Ahlat`ın alınması sırasında özellikle kaleye gelen Erzen(Bitlis yöresindeki antik bir şehir, bugün kalıntıları bilinmiyor) valisinin askerleriyle yapılan çarpışmada 120 İslam askeri şehid olur.
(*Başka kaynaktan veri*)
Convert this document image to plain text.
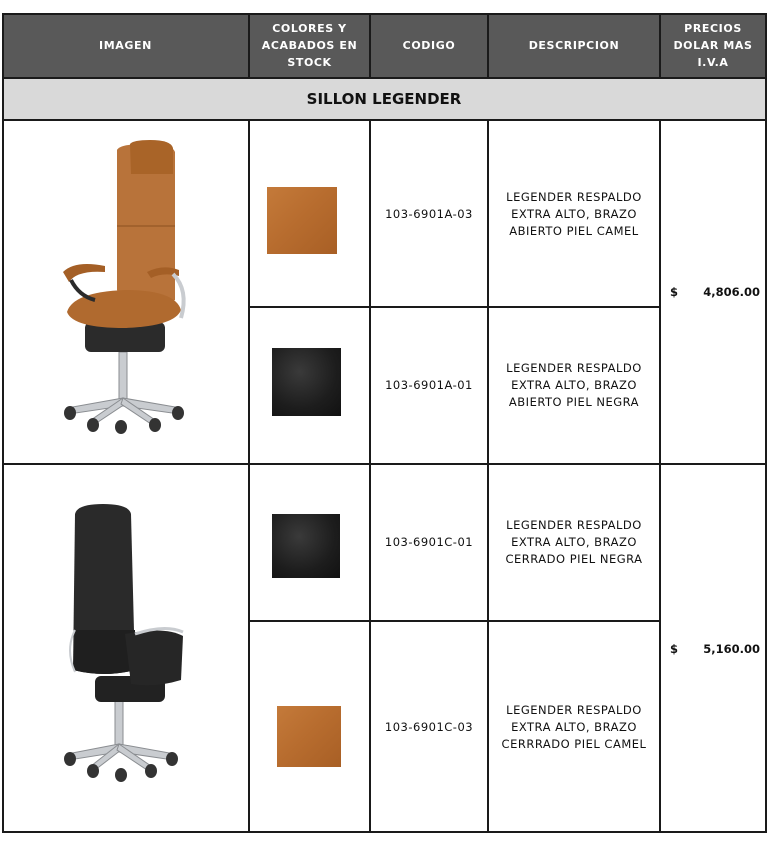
IMAGEN
COLORES Y ACABADOS EN STOCK
CODIGO	DESCRIPCION
PRECIOS DOLAR MAS I.V.A
SILLON LEGENDER
103-6901A-03
103-6901A-01
103-6901C-01
103-6901C-03
LEGENDER RESPALDO EXTRA ALTO, BRAZO ABIERTO PIEL CAMEL
LEGENDER RESPALDO EXTRA ALTO, BRAZO ABIERTO PIEL NEGRA
LEGENDER RESPALDO EXTRA ALTO, BRAZO CERRADO PIEL NEGRA
LEGENDER RESPALDO EXTRA ALTO, BRAZO CERRRADO PIEL CAMEL
$ 4,806.00
$ 5,160.00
Erzen ordusundan pek çok kişi ise gönüllü olarak İslam`ı seçer.

Hz. İyaz(ra), Ahlat`ı Taron ve Buğur`un hakimiyetine bırakıp Abdullah`ın Bitlis hakimi Serverend`le yaptığı antlaşmayı onaylayarak Erzen-i Rum (Erzurum)`a doğru yol alır.

Böylece Taron`un girişimleriyle hem Ahlat yöresi İslam`a katılır; İslam ordusunun önü açılır hem de İslam, kendisine karşı kurulan kötü bir Hıristiyan ittifakından kurtulmuş olur.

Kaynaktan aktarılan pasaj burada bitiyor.